Des cohabitants, en grande partie
Quant au troisième tiers hypothétique, celui qui passerait sous les radars, «il s’agit en grande partie de cohabitants, qui sont majoritairement des cohabitantes d’ailleurs». En bref, rappelle Luc Vandormael, «le régime du chômage est différent de celui du revenu d’intégration sociale. Le CPAS prend en considération les revenus du ménage. Il suffit qu’une personne touche un revenu supérieur au taux fixé pour le revenu d’intégration et le cohabitant n’y a pas droit», ce qui risque souvent de se matérialiser par une perte nette pour les personnes concernées.

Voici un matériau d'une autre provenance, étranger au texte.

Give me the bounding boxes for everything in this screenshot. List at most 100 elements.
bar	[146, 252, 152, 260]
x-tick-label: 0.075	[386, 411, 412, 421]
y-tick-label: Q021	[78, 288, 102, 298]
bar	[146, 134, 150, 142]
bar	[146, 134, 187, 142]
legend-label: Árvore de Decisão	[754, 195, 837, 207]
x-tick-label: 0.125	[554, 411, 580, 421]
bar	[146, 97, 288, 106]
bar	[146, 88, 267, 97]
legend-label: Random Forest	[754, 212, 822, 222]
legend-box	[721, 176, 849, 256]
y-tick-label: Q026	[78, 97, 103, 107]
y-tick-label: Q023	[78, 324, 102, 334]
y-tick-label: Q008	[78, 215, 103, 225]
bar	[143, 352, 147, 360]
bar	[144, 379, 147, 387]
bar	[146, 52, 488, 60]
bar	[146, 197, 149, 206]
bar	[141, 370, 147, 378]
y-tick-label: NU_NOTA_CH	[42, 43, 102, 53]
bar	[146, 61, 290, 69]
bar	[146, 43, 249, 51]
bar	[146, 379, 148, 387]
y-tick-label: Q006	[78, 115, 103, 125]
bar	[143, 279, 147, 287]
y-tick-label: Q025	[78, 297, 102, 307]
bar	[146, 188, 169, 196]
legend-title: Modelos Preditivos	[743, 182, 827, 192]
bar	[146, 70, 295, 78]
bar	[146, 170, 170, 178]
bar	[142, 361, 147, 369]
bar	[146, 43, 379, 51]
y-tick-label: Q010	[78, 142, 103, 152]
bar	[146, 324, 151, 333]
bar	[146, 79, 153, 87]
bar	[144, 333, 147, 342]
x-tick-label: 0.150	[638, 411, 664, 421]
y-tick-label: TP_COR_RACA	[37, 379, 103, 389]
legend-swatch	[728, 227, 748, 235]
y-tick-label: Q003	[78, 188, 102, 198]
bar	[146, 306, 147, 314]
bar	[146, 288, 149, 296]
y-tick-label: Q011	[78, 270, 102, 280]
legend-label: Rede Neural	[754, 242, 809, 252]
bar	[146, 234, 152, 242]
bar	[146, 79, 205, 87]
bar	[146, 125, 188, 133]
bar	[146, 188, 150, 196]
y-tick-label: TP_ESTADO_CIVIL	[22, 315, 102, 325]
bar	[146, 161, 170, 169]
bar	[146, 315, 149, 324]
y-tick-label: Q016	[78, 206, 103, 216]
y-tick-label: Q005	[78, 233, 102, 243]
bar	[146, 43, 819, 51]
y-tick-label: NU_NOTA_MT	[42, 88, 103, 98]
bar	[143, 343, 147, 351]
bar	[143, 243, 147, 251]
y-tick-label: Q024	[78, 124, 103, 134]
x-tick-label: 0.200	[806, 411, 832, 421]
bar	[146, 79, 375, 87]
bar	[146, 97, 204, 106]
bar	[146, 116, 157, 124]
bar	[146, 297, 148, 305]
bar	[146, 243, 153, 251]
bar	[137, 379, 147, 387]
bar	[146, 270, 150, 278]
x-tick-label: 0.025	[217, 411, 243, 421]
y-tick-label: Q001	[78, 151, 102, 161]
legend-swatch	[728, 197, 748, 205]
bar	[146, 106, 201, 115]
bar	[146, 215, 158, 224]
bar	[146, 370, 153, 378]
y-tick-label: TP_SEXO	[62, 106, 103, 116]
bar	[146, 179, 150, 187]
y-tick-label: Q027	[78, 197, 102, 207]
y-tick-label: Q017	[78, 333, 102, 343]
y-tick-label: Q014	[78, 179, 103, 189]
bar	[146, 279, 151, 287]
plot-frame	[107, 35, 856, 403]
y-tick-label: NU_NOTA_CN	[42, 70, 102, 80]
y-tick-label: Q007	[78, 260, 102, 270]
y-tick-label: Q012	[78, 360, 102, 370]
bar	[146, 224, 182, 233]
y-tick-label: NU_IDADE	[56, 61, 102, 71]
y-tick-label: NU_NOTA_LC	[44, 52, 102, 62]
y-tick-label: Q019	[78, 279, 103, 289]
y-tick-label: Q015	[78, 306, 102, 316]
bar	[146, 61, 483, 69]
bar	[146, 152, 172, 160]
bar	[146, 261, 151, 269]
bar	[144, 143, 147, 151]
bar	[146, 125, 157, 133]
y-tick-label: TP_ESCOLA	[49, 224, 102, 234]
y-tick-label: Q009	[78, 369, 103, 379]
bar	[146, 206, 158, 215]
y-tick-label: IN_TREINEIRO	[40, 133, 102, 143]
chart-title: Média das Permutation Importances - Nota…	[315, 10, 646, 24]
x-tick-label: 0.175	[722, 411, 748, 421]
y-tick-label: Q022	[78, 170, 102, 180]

Les projections établies sur base de l’étude de l’Onem sont d’autant plus hasardeuses, selon Luc Vandormael, que la proportion de cohabitants n’est pas la même parmi les personnes concernées par la réforme actuelle. «Il faut aussi garder à l’esprit une catégorie importante: les personnes se tourneront vers l’Inami, c’est-à-dire vers un statut lié à la maladie ou à l’invalidité», considère-t-il encore.
Fin 2024, Dulbea, le département d’économie appliquée de l’ULB, réalisait également une étude sur le sujet. Pour le coup, elle se répartissait plutôt en trois tiers. Les chercheurs ont mis au point un simulateur comprenant 89.112 individus concernés, âgés de 18 à 55 ans et au chômage depuis plus de deux ans. Selon les projections, quelque 30.122 deviendraient bénéficiaires du revenu d’intégration sociale, 25.433 trouveraient un emploi et 33.557 glisseraient vers des indemnités d’invalidité ou d’incapacité de travail. Il ne s’agit pas non plus de «disparaître des radars», bien au contraire.